According to the Department of Defense, approximately 200,000 American troops were deployed to fight wars in the Middle East in 2009. According to Microsoft, approximately 2.2 million individuals fought each other in Modern Warfare 2 on Xbox Live in 2009. Clearly, when it comes to staging a war, Modern Warfare 2 is the most successful effort of the year.

No other game delivers the smooth and balanced combat that the Modern Warfare series has come to prioritize. Virtual bullets of every caliber fly through the game’s imaginary spaces, zinging, whistling and whooshing as they trace smoke trails and trajectories across the game’s mix of cramped and cavernous spaces. The only time I was able to see something without being able to shoot it was when my rocketpropelled grenade failed to reach the giant Jesus statue that overlooks Rio de Janeiro.

Modern Warfare 2 rejects the wanton mayhem and surreal weaponry of most shooters. There are no alien fusion blasters or micro-laser pistols, and gravity always works in the usual manner. The cities, buildings and war zones that the game depicts are scrubbed free of the obvious sniper spots and catch-me-if-you-can runarounds that characterize most shooters. Modern Warfare 2 is a combat simulation, and the constraints of reality are the game’s defining artistic choices.

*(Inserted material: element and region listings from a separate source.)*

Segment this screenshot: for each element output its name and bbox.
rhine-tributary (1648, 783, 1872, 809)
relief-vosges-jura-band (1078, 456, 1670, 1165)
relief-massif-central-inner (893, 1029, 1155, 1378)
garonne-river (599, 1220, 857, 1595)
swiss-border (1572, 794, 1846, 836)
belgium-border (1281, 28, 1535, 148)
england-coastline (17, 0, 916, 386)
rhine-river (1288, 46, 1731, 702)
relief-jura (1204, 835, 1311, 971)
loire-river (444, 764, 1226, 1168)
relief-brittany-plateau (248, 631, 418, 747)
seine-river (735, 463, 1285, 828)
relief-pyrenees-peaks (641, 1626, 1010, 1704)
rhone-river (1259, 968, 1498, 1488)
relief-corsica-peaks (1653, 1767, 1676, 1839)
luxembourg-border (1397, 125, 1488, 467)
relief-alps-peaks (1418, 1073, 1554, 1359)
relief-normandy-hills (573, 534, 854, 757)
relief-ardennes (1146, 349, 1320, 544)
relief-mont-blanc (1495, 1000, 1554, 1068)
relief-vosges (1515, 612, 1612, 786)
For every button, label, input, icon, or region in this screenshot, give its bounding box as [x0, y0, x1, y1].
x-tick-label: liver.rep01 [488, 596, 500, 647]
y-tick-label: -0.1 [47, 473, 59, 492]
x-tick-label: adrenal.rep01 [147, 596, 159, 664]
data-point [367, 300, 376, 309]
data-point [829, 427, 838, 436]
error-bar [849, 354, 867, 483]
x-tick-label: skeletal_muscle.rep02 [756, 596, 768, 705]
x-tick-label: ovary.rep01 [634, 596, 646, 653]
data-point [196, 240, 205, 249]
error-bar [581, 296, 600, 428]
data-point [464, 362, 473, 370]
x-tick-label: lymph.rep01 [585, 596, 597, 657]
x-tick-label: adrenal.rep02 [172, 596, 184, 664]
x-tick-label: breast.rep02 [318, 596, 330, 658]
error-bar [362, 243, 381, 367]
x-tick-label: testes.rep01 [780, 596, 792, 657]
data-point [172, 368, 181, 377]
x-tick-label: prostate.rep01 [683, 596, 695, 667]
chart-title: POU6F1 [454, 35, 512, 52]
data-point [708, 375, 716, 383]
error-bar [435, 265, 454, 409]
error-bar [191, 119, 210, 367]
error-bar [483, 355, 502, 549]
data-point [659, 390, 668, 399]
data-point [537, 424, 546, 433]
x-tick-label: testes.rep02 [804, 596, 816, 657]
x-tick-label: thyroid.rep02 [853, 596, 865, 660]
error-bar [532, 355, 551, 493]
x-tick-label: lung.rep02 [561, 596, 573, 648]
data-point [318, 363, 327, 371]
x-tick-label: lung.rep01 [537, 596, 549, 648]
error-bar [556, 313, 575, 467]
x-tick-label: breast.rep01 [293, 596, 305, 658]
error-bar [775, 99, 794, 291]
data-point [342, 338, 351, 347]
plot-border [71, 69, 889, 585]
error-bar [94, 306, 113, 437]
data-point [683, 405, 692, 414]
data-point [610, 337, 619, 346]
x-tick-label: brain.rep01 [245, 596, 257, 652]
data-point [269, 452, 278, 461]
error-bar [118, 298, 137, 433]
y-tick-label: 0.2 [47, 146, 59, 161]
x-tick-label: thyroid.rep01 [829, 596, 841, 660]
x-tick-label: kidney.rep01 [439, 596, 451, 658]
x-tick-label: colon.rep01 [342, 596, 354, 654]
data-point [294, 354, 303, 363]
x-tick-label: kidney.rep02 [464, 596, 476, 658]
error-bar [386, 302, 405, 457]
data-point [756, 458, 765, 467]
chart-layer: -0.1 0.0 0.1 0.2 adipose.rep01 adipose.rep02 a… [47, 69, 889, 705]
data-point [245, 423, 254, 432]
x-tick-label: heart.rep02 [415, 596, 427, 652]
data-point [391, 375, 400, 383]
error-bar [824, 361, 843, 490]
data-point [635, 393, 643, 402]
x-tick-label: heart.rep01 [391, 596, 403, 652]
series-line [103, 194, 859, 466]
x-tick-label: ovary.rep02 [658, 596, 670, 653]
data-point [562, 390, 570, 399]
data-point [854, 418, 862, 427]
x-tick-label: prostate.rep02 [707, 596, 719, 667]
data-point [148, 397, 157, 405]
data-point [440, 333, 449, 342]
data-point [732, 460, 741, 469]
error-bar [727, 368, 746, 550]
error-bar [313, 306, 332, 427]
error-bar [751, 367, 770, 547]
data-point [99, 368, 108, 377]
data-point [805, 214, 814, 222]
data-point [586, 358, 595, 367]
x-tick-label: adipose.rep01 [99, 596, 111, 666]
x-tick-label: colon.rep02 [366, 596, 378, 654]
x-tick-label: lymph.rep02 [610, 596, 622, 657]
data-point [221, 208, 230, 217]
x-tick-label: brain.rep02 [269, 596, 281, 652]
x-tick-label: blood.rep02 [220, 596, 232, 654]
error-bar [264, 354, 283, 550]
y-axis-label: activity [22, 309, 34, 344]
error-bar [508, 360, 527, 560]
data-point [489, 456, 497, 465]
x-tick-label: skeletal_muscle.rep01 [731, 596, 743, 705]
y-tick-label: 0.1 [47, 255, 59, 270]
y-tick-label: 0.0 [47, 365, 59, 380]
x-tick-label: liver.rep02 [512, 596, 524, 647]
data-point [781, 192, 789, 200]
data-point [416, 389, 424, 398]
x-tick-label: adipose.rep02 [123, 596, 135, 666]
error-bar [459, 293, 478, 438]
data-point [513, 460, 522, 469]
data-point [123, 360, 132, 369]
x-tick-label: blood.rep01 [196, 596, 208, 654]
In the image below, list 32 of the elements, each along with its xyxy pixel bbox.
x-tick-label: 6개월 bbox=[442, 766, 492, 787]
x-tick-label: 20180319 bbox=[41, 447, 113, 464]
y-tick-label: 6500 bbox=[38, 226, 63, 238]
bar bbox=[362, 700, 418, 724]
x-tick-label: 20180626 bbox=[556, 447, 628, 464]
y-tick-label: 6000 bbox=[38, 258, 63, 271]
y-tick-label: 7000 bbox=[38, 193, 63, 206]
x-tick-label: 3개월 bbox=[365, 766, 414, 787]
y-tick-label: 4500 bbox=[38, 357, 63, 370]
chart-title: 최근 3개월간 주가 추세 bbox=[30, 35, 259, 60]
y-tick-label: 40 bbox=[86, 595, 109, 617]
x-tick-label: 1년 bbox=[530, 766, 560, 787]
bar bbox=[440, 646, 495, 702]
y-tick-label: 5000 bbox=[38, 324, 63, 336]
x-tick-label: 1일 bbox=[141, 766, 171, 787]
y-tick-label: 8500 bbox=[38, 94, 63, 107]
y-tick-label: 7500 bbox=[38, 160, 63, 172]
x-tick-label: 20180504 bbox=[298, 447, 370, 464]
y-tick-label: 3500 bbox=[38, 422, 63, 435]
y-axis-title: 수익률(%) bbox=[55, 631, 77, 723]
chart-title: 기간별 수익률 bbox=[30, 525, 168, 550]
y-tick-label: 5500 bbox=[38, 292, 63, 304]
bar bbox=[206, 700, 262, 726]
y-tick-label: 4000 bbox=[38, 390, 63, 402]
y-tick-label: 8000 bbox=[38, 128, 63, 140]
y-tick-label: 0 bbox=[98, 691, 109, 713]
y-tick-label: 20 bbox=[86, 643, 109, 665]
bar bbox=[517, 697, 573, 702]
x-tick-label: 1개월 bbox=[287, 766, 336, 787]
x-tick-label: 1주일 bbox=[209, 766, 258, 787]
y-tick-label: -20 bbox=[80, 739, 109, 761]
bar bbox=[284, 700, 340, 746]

But because MW2 is trying to be photo-realistic (a term that the previous Modern Warfare featured prominently on its packaging), every flaw glares more than it should. My character doesn’t cast a shadow, despite the shifting glints of light that catch on his hands. And I can’t press myself against a wall or peek around corners, which I can easily do in both real life and any other shooter game currently published. But I’m not complaining too much. If Modern Warfare 2 were any more realistic, there wouldn’t be enough Americans left alive to die in the Middle East.

THE GOOD: One level in Modern Warfare 2 stages a terrorist massacre of a bustling commercial airport, and casts the player in the role of an undercover agent assisting the terrorists. The level can be skipped with no penalty, but its visceral and provocative realism makes a strong case for the artistic power of videogames. Wounded travelers drag themselves across bloody floors while others, screaming, try to pull their loved ones out of harm’s way. It’s up to the player to decide whether they live or die. As Plato wrote in The Republic, “Poetry should be able to damage the great majority even of good men.”

THE BAD: The artificial intelligence is dynamic and responsive, but not necessarily intelligent. From atop a Nate’s Restaurant (sort of a CGI version of TGI Friday’s), I was able to make an enemy squad run in circles around the parking lot simply by scaring them with grenades and random gunshots. Moreover, it’s easy to predict the maneuvers of the computer-controlled enemies and comrades after playing through a level — which might be why Modern Warfare 2 has succeeded primarily as a multiplayer game where people, not machines, do the thinking.

THE BOTTOM LINE: Modern Warfare 2 is the multiplayer shooter of the future.